One of the most popular explanations that would be used to describe why water is sprayed on the ground for filming has to do with lighting. It’s easy to see the difference in brightness between a wet street and a dry street, as the light tends to hit each in a very different way. Where a dry street will appear kind of flat and unimpressive when filming, a wet street will appear glossy and offer up an impressive amount of shine that tends to look better on film. This is just one of the many tricks that are used when it comes to filming and to be realistic it’s been debate a bit throughout the years since many people have given a lot of different reasons as to why it happens. But for the most part, it has to do with lighting and how it will affect the scene. Some might look at this and state that it shouldn’t really matter since a dry street will appear more realistic while a watered-down street might be great for a certain effect but will usually only be useful if it’s being used to show off the setting and how it might look after a moderate to strong rainfall.
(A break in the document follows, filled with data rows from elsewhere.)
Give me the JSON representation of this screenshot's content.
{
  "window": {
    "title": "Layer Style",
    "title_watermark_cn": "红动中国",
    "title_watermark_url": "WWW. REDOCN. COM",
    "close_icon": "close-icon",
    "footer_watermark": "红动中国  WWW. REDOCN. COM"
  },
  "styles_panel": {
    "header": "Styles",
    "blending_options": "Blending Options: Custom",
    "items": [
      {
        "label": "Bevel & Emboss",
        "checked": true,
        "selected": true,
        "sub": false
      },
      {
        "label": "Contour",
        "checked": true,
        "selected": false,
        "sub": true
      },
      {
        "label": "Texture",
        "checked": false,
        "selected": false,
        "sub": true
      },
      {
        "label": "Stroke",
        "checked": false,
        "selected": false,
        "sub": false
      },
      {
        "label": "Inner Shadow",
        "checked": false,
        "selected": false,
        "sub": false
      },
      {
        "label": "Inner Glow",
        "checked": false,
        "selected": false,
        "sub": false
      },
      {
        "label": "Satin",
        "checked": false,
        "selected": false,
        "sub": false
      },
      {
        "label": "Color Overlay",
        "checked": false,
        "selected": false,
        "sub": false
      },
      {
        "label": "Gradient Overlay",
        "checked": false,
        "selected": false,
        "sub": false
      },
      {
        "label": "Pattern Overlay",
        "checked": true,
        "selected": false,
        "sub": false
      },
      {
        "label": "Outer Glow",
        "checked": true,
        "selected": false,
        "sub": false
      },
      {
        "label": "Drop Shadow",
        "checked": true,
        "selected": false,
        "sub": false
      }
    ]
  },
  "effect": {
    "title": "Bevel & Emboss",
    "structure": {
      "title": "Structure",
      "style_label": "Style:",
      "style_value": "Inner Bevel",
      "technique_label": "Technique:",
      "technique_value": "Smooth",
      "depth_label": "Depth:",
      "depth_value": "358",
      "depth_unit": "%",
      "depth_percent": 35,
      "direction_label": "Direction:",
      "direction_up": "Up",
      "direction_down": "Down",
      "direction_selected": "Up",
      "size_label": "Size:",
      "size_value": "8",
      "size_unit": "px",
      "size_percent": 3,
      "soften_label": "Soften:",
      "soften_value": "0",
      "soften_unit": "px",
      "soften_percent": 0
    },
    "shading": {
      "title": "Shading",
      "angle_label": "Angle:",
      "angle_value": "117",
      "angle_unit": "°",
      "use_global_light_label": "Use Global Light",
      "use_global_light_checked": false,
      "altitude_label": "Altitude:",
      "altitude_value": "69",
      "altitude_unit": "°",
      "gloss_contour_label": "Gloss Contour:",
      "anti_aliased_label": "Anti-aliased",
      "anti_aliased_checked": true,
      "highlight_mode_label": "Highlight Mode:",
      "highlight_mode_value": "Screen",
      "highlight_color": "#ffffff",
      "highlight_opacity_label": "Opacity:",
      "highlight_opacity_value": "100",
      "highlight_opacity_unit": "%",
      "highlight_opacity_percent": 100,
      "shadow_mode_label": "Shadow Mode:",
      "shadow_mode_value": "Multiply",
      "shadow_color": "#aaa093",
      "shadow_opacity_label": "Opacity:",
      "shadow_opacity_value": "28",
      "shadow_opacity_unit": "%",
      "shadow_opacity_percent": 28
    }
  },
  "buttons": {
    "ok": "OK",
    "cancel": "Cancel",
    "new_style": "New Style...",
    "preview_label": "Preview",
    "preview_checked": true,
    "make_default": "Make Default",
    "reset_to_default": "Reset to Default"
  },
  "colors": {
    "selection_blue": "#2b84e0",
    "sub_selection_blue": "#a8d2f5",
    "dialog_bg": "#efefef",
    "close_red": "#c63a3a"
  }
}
In other words, it’s a very practical effect that has its time and place, but some folks tend to use it in order to enhance the scene and make it look a little more impressive.
There are a lot of different things that are done to improve a shot while filming and a good number of them would likely never be done under normal circumstances, but when it comes to filming and how a camera can pick up certain surfaces in one light or another there are a lot of tricks that people have learned how to utilize in the business when it comes to getting the best possible outcome. To quite a few people the tricks of the trade, so to speak, might not make a whole lot of sense at times and they might even be disputed by people that have been there and done that, but in some cases, it does make a huge difference, while in others it might make things appear a little unreal and possibly kind of hokey. After all, many streets won’t give up a great shine as they do in some productions unless they’ve just been rained on, which means that seeing this in a movie makes it feel less realistic and a lot more contrived than it needs to be. It might be a nitpick, but there are a lot of times when the tricks of the trade are more of a distraction than a help.
Of course, some folks might disagree and like the way that the light hits certain surfaces in the movies, so it’s a subjective practice at best. Some will enjoy it, some won’t care for it, and some just don’t care since they focus more on the movie than on the overall setting. Cynical as that might sound it’s the absolute truth since there are many upon many viewers that don’t really care much about how things get made, but only care that they can enjoy the story and the setting that helps to make it. Those that nitpick about the setting though do want to see something great and in some cases something realistic or at least something that might be deemed as impressive. Watering down a surface can help against the glare as well, and in some cases, this is needed when filming outside during certain times of the day since while darkness can defeat a camera shot and make it look less impressive, a severe glare can overwhelm everything and make a shot look washed out and not at all appealing. It really depends on what the director is going for when it comes to how a set will be treated, but watering down a set is actually pretty common practice. It’s amusing, but once the tricks of the movies are revealed they tend to become a little less impressive since now a person knows how they work, what goes into them, and why they’re not quite as complicated as they might first appear.
The trick with that however is to not let what you learn ruin the movie experience for you. There’s still plenty of room for wonder and for excitement, even if one happens to know just why certain things appear the way they do and how things are put together in a movie in order to make it all come together. Watering various surfaces is a practice that has been around for a while, and it’s bound to continue since it does help the lighting and in some cases, it does help with realism. But at least now you know why it’s typically done.